Als Herausgeber. fungieren deshalb auch die Barther Museumsleiterin Melanie Ehler sowie der Greifswalder Kunsthistoriker Matthias Müller. Ehler hat in den vergangenen Jahren bereits mehrere solche Sonderausstellungen mit den dazu gehörenden Katalogen vorbereitet bzw. veröffentlicht und steht damit beispiellos in der vorpommerschen Museumslandschaft da. Nach den üblichen Geleitworten der Ortsoberen und der Geldgeber bzw. Schirmherren folgen die eigentlichen Beiträge, die in sechs Abschnitte gegliedert sind, und zwischen die Teile des Kataloges eingeschoben wurden. Der erste Abschnitt besteht nur aus dem Überblicksbeitrag Die pommerschen Greifen als Fürsten von Rügen und Herzöge von Barth aus der Feder von Oliver Auge vom Historischen Institut der Greifswalder Universität. Souverän die Literatur zum Thema beherrschend, bietet er eine Zusammenschau zum Wirken der Greifendynastie im nördlichen Vorpommern. Es folgt dann Ralf-Gunnar Werlich mit einem Beitrag zur Funktion von Barth als Herrschaftssitz, der aber eine nur leicht modifizierte Fassung eines Beitrags desselben Autors zum gleichen Thema in der Festschrift der Stadt Barth darstellt. Ähnliches gilt auch für Werlichs zweiten Beitrag zu den Stammbäumen der Greifen, der im Prinzip eine Zusammenschau mehrerer anderer Beiträge des Autors zu diesem Thema ist. Für die wissenschaftliche Rezeption ist solche Vorgehensweise sicher nicht immer die glücklichste Lösung, da man nun in fast identischen Texten nach möglichen Ergänzungen usw. suchen muß. Weitere Beitrage des Bandes befassen sich mit verschiedenen Aspekten der höfischen Kultur, vornehmlich im 16. und frühen 17. Jahrhundert, wie der Prinzenerziehung (Dirk Alvermann), den Schaumünzen und Gnadenpfennigen (Stanislaw Horoszko), dem Geburtshoroskop Bogislaws XIII. (Konrad Volkmann), sowie mit der Barther Druckerei und Bogislaw XIII. als Schirmherrn der pommerschen Kirche (beides Norbert Buske). Für eine Überraschung ist immer wieder Matthias Müller in seinen Beiträgen gut, so auch dieses Mal mit seiner Neuinterpretation des Croy-Teppichs. Mit der Charakterisierung als Sühnebild Herzog Philipps I. für unterlassene Hilfeleistung im Schmalkaldischen Krieg und damit einem Mitverschulden an der Niederlage und Absetzung seines Schwagers, Kurfürst Johann Friedrichs von Sachsen, fügt er den bisherigen Interpretationen einen wichtigen neuen Aspekt hinzu.

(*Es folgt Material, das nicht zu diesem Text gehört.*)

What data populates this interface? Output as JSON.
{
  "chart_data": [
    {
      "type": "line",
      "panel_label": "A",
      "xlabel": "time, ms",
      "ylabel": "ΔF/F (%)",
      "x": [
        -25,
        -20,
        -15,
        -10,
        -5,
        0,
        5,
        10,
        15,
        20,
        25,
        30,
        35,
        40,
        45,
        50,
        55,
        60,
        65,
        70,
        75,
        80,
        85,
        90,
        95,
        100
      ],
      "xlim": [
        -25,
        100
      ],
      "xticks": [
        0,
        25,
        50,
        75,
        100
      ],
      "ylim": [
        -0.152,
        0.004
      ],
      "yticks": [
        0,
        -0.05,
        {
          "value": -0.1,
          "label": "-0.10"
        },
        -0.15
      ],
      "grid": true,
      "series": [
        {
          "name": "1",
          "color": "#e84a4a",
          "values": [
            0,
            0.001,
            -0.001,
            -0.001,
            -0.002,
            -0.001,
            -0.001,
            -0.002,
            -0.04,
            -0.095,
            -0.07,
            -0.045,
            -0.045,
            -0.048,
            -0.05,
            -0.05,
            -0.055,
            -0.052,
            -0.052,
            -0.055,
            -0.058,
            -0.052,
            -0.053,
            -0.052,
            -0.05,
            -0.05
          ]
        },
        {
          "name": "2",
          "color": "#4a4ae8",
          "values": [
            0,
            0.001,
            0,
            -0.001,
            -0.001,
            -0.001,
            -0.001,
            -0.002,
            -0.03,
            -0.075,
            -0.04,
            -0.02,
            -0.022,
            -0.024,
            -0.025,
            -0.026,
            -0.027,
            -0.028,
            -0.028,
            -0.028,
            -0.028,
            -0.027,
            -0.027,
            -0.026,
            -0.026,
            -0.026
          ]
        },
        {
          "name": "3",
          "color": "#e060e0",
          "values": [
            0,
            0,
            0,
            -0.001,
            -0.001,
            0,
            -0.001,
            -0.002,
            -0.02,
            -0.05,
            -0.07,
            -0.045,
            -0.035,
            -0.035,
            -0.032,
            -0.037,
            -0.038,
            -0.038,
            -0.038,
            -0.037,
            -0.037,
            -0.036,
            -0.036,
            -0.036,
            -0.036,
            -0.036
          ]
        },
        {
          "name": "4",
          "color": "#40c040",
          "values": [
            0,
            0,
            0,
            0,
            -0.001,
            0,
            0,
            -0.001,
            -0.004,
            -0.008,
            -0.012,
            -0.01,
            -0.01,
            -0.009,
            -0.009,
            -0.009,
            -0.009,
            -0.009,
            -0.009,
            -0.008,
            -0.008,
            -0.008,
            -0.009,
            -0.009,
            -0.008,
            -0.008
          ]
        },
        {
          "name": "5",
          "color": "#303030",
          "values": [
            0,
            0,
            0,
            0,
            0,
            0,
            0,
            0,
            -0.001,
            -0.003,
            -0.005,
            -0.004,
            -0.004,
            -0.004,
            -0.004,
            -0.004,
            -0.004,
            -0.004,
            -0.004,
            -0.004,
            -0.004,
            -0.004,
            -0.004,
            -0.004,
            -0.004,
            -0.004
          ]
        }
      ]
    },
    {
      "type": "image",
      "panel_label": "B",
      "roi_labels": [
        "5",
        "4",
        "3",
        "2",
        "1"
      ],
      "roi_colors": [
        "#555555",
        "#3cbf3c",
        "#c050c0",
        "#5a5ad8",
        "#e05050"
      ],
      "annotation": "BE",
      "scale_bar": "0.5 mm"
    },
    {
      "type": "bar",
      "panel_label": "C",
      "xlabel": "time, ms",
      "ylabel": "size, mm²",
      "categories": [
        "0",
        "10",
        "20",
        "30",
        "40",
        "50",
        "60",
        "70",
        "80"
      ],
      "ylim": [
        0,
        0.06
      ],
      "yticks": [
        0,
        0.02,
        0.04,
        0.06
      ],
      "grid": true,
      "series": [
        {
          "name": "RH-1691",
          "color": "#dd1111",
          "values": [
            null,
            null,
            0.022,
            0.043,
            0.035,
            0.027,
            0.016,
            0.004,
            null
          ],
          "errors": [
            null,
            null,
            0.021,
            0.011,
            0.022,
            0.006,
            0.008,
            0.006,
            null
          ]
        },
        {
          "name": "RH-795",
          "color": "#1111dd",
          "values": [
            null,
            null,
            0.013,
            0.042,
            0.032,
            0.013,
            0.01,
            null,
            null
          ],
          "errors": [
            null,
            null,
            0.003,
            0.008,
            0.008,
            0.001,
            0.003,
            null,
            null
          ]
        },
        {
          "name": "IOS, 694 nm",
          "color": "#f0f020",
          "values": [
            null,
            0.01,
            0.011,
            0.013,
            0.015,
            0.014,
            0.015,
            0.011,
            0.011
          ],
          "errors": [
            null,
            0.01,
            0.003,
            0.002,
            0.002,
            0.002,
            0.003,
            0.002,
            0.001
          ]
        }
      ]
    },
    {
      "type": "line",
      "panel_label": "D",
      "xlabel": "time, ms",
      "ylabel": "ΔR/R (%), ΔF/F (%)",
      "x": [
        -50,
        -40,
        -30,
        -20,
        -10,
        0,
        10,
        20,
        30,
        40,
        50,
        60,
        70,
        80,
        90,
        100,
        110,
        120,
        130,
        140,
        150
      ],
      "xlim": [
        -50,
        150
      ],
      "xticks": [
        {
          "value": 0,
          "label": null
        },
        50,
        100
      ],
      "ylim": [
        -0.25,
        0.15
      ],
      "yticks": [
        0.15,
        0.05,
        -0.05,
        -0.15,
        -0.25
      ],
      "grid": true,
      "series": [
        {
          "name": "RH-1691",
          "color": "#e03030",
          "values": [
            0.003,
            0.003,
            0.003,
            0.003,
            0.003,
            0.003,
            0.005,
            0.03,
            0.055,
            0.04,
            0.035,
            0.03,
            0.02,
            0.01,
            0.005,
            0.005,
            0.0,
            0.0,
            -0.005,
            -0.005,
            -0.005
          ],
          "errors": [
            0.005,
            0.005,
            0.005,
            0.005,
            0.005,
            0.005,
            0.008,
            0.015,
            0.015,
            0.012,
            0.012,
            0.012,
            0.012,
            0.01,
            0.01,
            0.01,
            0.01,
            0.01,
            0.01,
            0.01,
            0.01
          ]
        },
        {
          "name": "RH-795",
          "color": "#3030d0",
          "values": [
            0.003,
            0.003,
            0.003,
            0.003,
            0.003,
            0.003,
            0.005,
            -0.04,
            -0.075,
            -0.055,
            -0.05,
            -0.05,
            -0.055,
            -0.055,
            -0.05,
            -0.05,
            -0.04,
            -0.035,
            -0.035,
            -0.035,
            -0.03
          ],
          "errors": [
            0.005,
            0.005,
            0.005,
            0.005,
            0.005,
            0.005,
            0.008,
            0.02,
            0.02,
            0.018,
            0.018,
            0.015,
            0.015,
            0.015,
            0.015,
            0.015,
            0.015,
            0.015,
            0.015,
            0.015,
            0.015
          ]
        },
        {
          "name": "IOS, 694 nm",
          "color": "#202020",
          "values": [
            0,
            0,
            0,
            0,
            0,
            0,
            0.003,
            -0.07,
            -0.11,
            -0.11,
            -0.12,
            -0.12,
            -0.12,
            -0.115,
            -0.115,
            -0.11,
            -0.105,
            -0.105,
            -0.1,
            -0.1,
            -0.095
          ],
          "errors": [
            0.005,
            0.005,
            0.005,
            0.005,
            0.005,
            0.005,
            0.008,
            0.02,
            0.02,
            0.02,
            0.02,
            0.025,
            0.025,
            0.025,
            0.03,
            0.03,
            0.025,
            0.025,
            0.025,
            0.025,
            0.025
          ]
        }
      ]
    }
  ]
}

Insgesamt kann festgehalten werden, daß die Beiträge gut den derzeitigen Forschungsstand zum Thema widerspiegeln. Insbesondere gilt dies für die Zeit, in der Barth Zentrum der Apanage Herzog Bogislaws XIII. war. Fast scheint dieser Abschnitt etwas überbetont, denn auch im Spätmittelalter und nach Bogislaw diente Barth als Residenz u. a. kurzzeitig als Witwensitz für Agnes von Brandenburg, die Witwe von Herzog Philipp Julius. Aber es kennzeichnet eben den Forschungsstand. Neue Erkenntnisse insbesondere zum Barther Schloß könnten durch die Ausweitung weiterer archivischer Quellen gewonnen werden. So gibt es z.B. eine Akte im Bestand des Herzoglich Wolgaster Archivs, die ein Inventar des Amtes Barth von 1615 enthält, vermutlich auch mit einer Beschreibung des Schlosses, wie man sie von anderen Amtsinventaren des Jahres 1625 kennt. Die Akte liegt im Teilbestand im Staatsarchiv Stettin unter der inzwischen veralteten Signatur AKW, Tit. 77, Nr. 14. Des weiteren befindet sich im selben Bestand unter der Signatur AKW, Tit. 77, Nr. 67 eine Akte, die sich mit der Verwaltung des Amtes unter dem schwedischen General Lennart Torstenson in den Jahren 1640 bis 1643 befaßt. Auch hierin könnten sich Nachrichten über das Schloß befinden. Desgleichen wäre das Reichsarchiv Stockholm zu konsultieren, wo Rez. seinerzeit in Bezug auf die Baugeschichte des Loitzer Schlosses zwischen 1638 und 1654 umfangreiche Unterlagen ermitteln konnte. Dies sei nur als Tip für eventuelle weitere Forschungen gedacht.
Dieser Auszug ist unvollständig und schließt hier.